Едва представишь – перо из рук выворачивается. Противно на сердце; мерзко на душе. Впрочем, мужчины в роду Джандиери всегда имели привычку доводить дело до конца; и мои записи – не исключение. Вот только собственное подспудное желание, дабы эти строки были когда-либо прочтены, кажется мне странным и неподобающим для княжеского титула и полковничьего звания.

Увы, в последнее время я стал замечать за собой немало странного и неподобающего.

[Полторы строки вымарано] …никогда. Также не баловался я стихами или эпиграммами – хотя в ранней юности большинство моих сверстников этим грешили. Среди облав-юнкеров, и то случалось; пускай редко, по вполне понятным причинам. Хотя… эти причины мне понятны лишь теперь, по прошествии многих лет. Тогда же я попросту считал сочинительство отроческой блажью, никакого интереса к занятию сему не испытывая. По завету отца, князя Теймураза, заучивая наизусть бессмертные строки Шоты из Рустави, я лишь отмечал мастерство рифм и созвучий, стройность слога, отдавая должное искусству поэта – но не испытывал трепета и душевного волнения, которые не единожды замечал в других. Тем более странно мне самому браться за перо теперь, накануне шестого десятка.

[Вымарано два абзаца] …к музыке, к сценическим действам; также и к живописи. Не скрою, некоторые мелодии и созвучия казались мне весьма приятными для слуха – но не более того. А уж бурных восторгов, когда в финале оперы зал дружно вставал, взрываясь овациями, я вовсе не понимал.
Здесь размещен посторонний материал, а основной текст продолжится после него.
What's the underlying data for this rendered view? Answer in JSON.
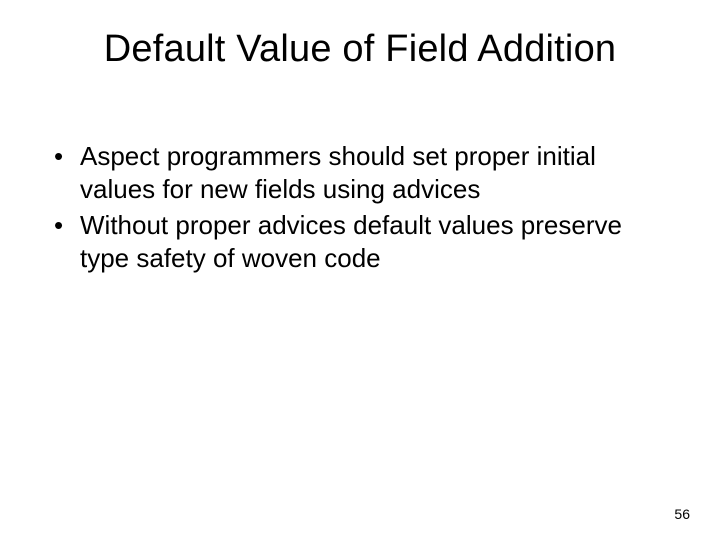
{
  "slide": {
    "title": "Default Value of Field Addition",
    "bullets": [
      "Aspect programmers should set proper initial values for new fields using advices",
      "Without proper advices default values preserve type safety of woven code"
    ],
    "page_number": "56"
  }
}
Занимаясь с домашними учителями, я любил более прочих наук военную историю и гимнастику. Хотя слово "любил" здесь, пожалуй, неуместно. Скажем так: я отдавал предпочтение этим предметам; занимался, не испытывая скуки. По остальным дисциплинам меня также хвалили, ибо учиться плохо я полагал ниже своего достоинства, однако повторюсь: живого интереса не испытывал.

Видимо, эти мои склонности, а также особенности характера были замечены, кем следует, и в одиннадцать лет с согласия отца я был переведен в закрытый Кадетский корпус, а по окончании его – зачислен в Тифлисское облавное училище в качестве облав-юнкера.

Нынче мне известно, что недетская рассудительность [вымарано полстроки] …скупость эмоций и уравновешенность нрава, а также равнодушие к тому, что в свете зовут "искусством" – одни из многих признаков (другая, и, уверен, бОльшая часть оных признаков неизвестна мне и поныне), согласно которым тайная комиссия Департамента Надзора определяет будущих облавников. Тех, кто от рождения малочувствителен к эфирным воздействиям. Да-с, государи мои, именно МАЛОчувствителен! Ибо чувствительность сия, хоть и ослабленная, все же присутствовала и в Шалве Джандиери, и в других кадетах, а позднее – облав-юнкерах. Что из нас старательно вытравляли… [четыре с половиной строки тщательно вымараны].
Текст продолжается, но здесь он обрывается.